After the 1929 stock market crash, ridership on New York City buses and street cars declined by 16 percent. Compare that with today’s losses on buses, which are roughly 45 percent. The subway comparison is even more striking — by 1933, ridership had dropped by only a modest 12 percent. At the peak of the Covid-19 pandemic, it was down by 93 percent. And even now, with New York’s curve flattened, transit ridership is still down 75 percent.

Punishing the M.T.A. and transit systems across the country over an ideological political agenda is not only wrong; it is bad economics. The downstate New York region — New York City and the surrounding area — accounts for about 8 percent of the nation’s gross domestic product. New York City cannot recover without a robust M.T.A., and the country cannot rebound economically without a healthy New York.

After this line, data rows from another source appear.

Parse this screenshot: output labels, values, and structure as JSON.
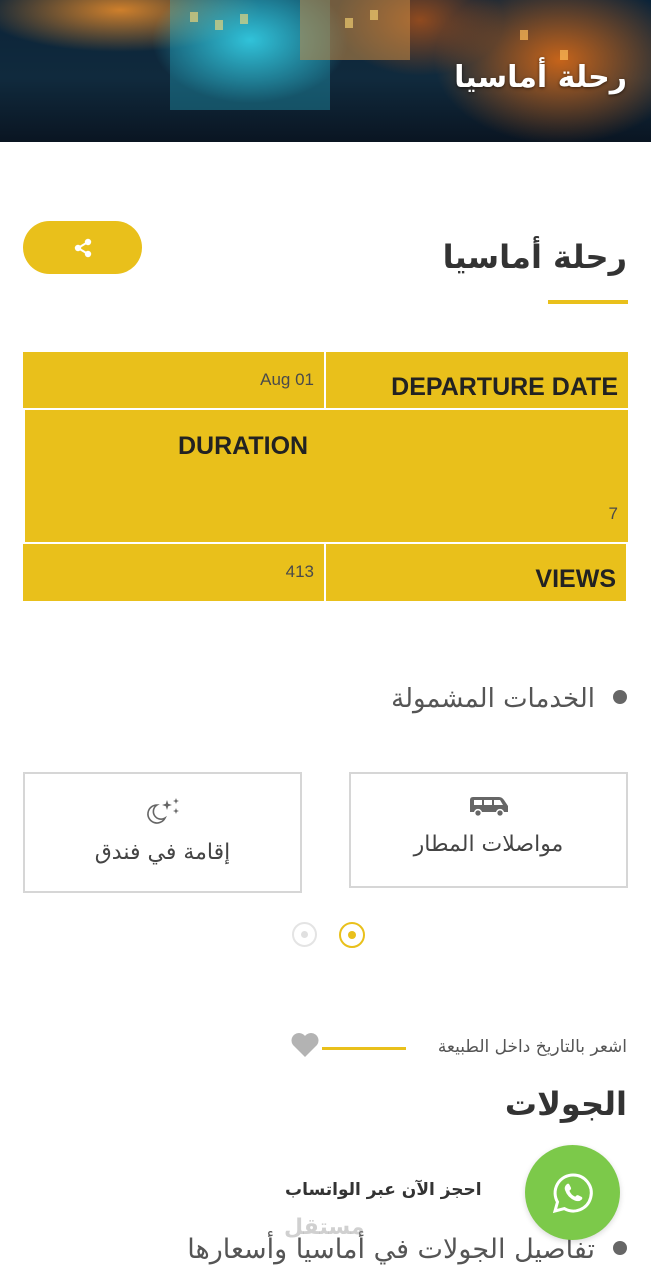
{
  "hero": {
    "title": "رحلة أماسيا"
  },
  "page": {
    "title": "رحلة أماسيا"
  },
  "share": {
    "icon": "share-icon"
  },
  "info": {
    "departure_label": "DEPARTURE DATE",
    "departure_value": "Aug 01",
    "duration_label": "DURATION",
    "duration_value": "7",
    "views_label": "VIEWS",
    "views_value": "413"
  },
  "services": {
    "heading": "الخدمات المشمولة",
    "items": [
      {
        "label": "مواصلات المطار",
        "icon": "van-icon"
      },
      {
        "label": "إقامة في فندق",
        "icon": "moon-stars-icon"
      }
    ],
    "active_page": 1,
    "page_count": 2
  },
  "tours": {
    "tagline": "اشعر بالتاريخ داخل الطبيعة",
    "heading": "الجولات",
    "whatsapp_text": "احجز الآن عبر الواتساب",
    "details": "تفاصيل الجولات في أماسيا وأسعارها"
  },
  "watermark": "مستقل",
  "colors": {
    "accent": "#e9c01b",
    "whatsapp": "#7cc94a",
    "text": "#333333"
  }
}
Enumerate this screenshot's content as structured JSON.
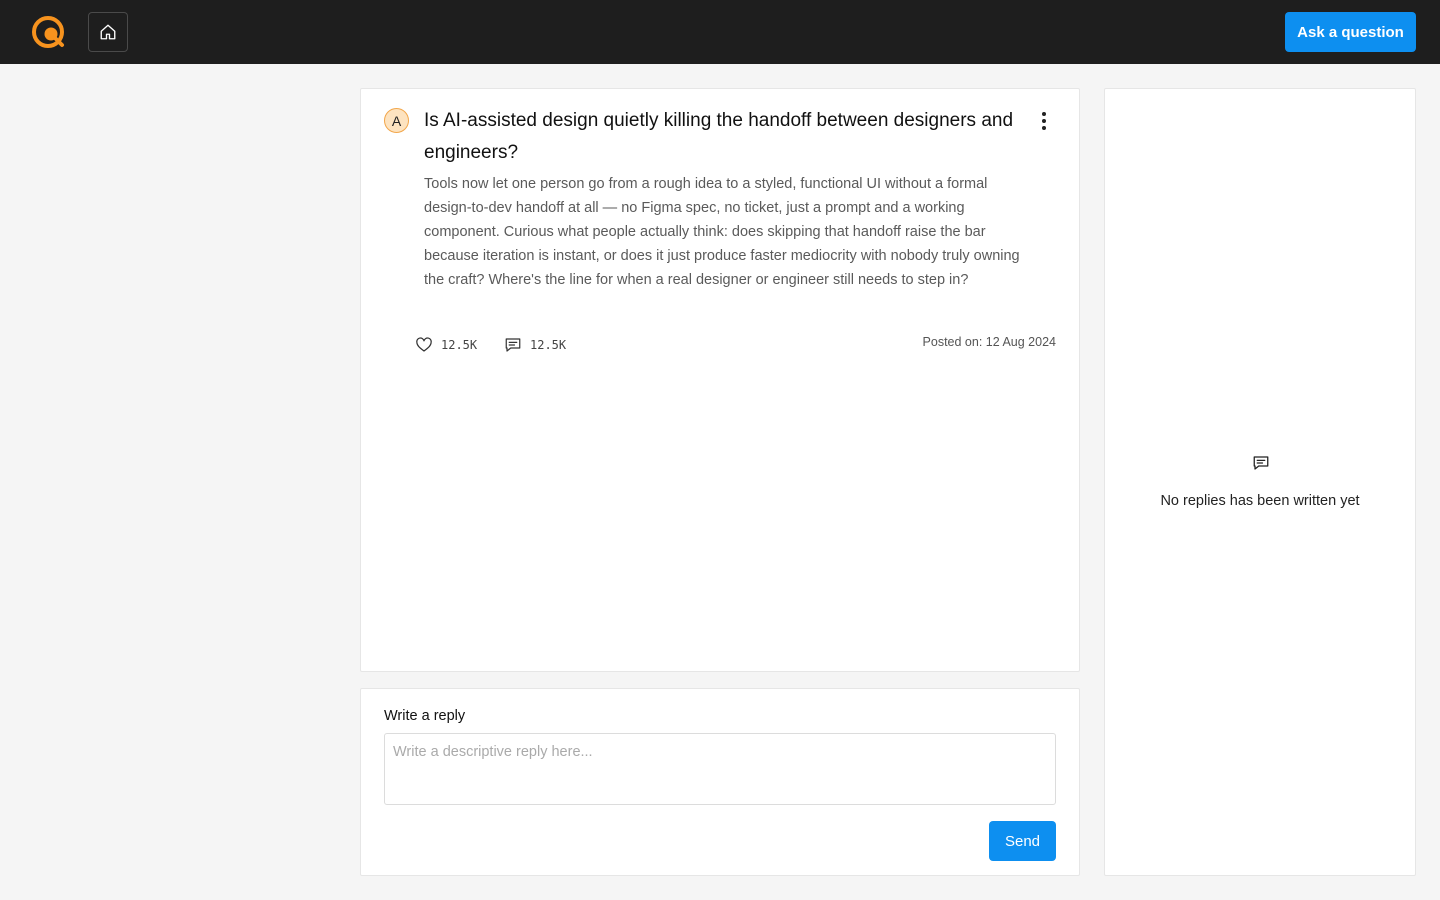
{
  "header": {
    "ask_label": "Ask a question",
    "accent": "#0d8ff0",
    "logo_color": "#f7931e",
    "icons": {
      "home": "home-icon"
    }
  },
  "question": {
    "avatar_letter": "A",
    "title": "Is AI-assisted design quietly killing the handoff between designers and engineers?",
    "body": "Tools now let one person go from a rough idea to a styled, functional UI without a formal design-to-dev handoff at all — no Figma spec, no ticket, just a prompt and a working component. Curious what people actually think: does skipping that handoff raise the bar because iteration is instant, or does it just produce faster mediocrity with nobody truly owning the craft? Where's the line for when a real designer or engineer still needs to step in?",
    "likes": "12.5K",
    "comments": "12.5K",
    "posted": "Posted on: 12 Aug 2024",
    "icons": {
      "like": "heart-icon",
      "comment": "comment-icon",
      "menu": "more-vertical-icon"
    }
  },
  "reply": {
    "label": "Write a reply",
    "placeholder": "Write a descriptive reply here...",
    "value": "",
    "send_label": "Send"
  },
  "replies": {
    "empty_text": "No replies has been written yet",
    "icon": "comment-icon"
  }
}
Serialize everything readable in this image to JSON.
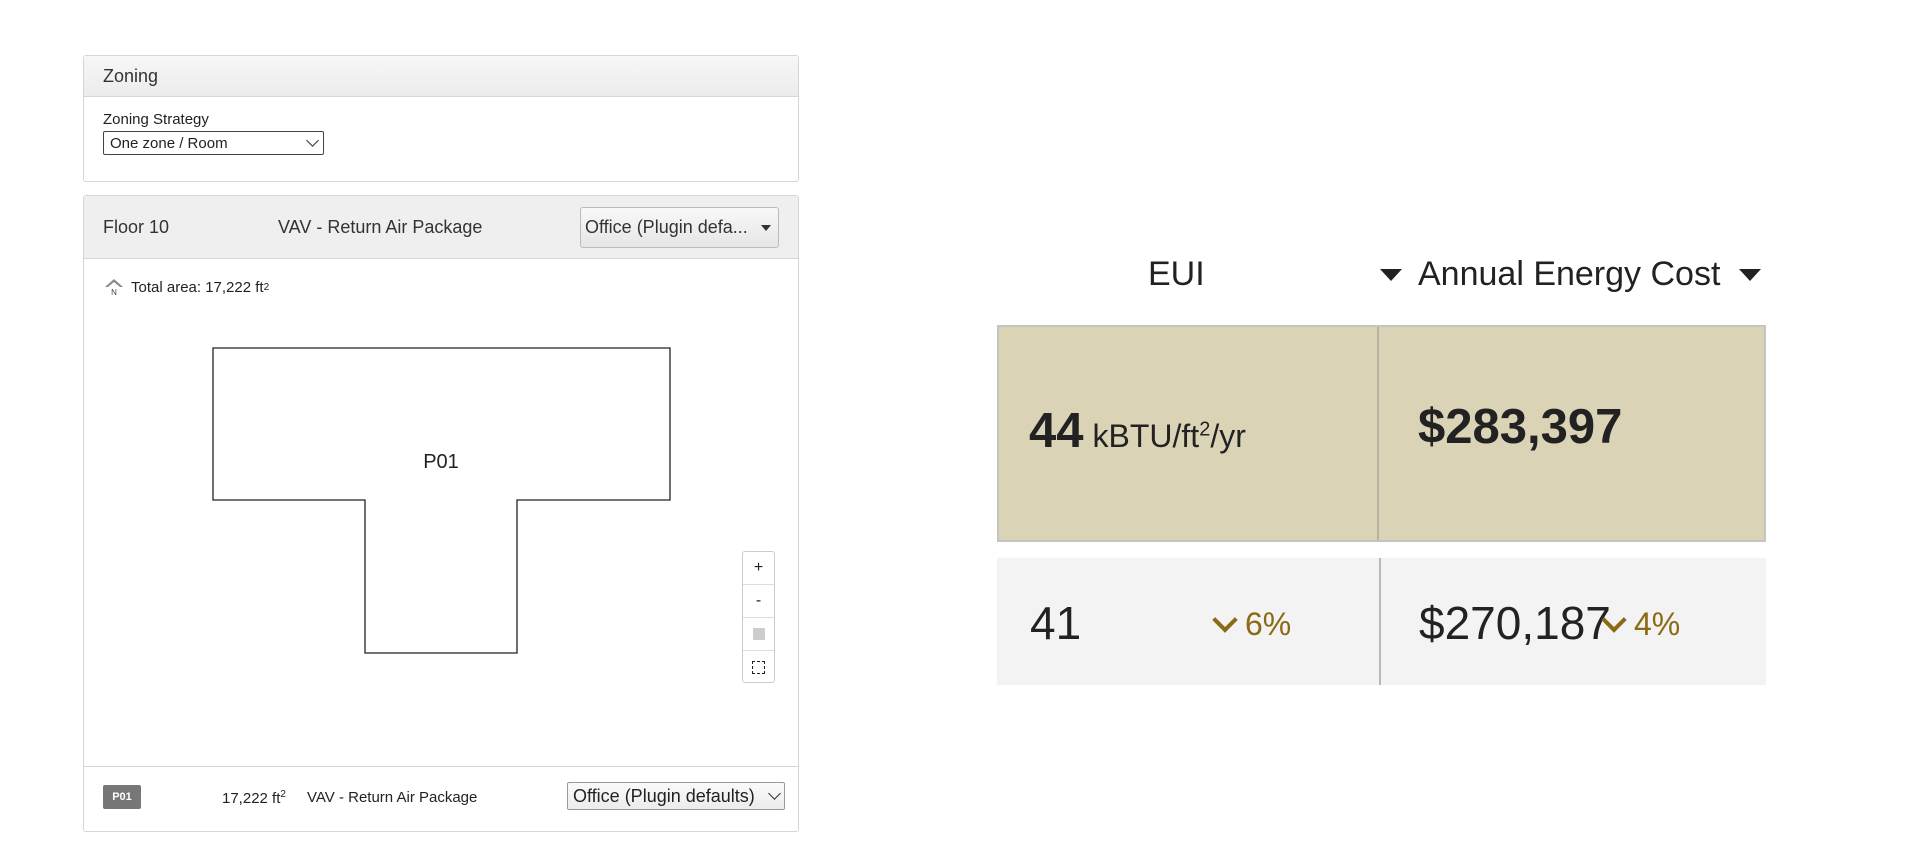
{
  "zoning": {
    "title": "Zoning",
    "strategy_label": "Zoning Strategy",
    "strategy_value": "One zone / Room"
  },
  "floor": {
    "name": "Floor 10",
    "system": "VAV - Return Air Package",
    "space_type": "Office (Plugin defa...",
    "area_prefix": "Total area: 17,222 ft",
    "area_exp": "2",
    "zone_label": "P01",
    "map_controls": {
      "zoom_in": "+",
      "zoom_out": "-"
    },
    "zone_row": {
      "badge": "P01",
      "area": "17,222 ft",
      "area_exp": "2",
      "system": "VAV - Return Air Package",
      "space_type": "Office (Plugin defaults)"
    }
  },
  "metrics": {
    "eui_header": "EUI",
    "cost_header": "Annual Energy Cost",
    "current": {
      "eui_value": "44",
      "eui_unit_a": "kBTU/ft",
      "eui_unit_exp": "2",
      "eui_unit_b": "/yr",
      "cost_value": "$283,397"
    },
    "baseline": {
      "eui_value": "41",
      "eui_change": "6%",
      "cost_value": "$270,187",
      "cost_change": "4%"
    }
  },
  "colors": {
    "current_bg": "#dbd3b5",
    "baseline_bg": "#f3f3f3",
    "change_accent": "#8a6a14"
  }
}
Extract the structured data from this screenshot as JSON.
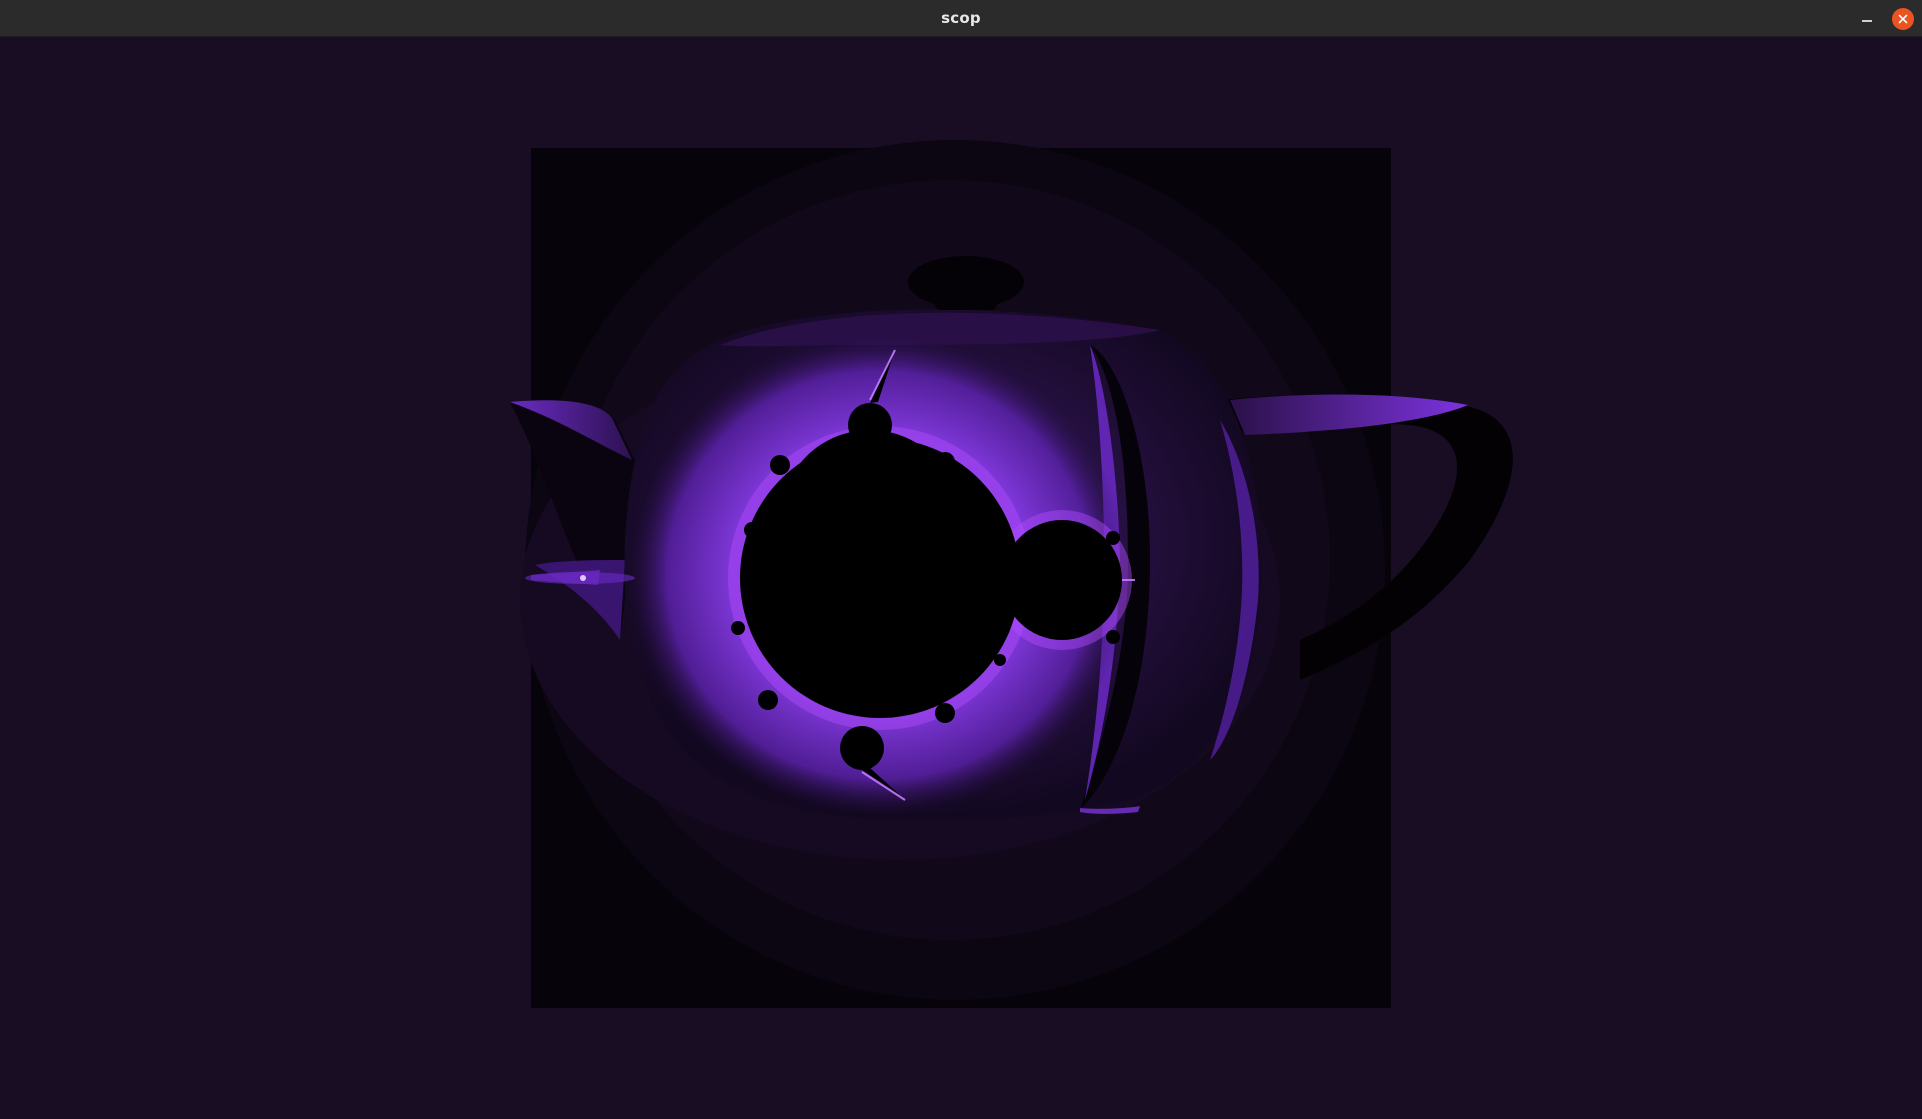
{
  "window": {
    "title": "scop"
  },
  "controls": {
    "minimize_icon": "minimize-icon",
    "close_icon": "close-icon"
  },
  "colors": {
    "titlebar": "#2b2b2b",
    "close_button": "#e95420",
    "viewport_background": "#190d24",
    "texture_square": "#07030b",
    "teapot_body": "#1c0f2b",
    "fractal_glow": "#7a2fd6",
    "fractal_core": "#000000"
  }
}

Even if federal funding does come through, the M.T.A. will still face some extremely difficult choices. But New York deserves better. Over the past four years, New York taxpayers have given $116 billion more to the federal government than they received back in federal spending for an average annual negative balance of $29 billion — far exceeding every other state. Our riders and transit workers make this possible.

Our fate rests squarely in the hands of the federal government. Every day Congress fails to pass another Covid-19 relief bill is another day closer to the end of mass transit as we know it.

Patrick J. Foye is chairman and chief executive of the New York Metropolitan Transportation Authority. John Samuelsen is the International President of the Transport Workers Union.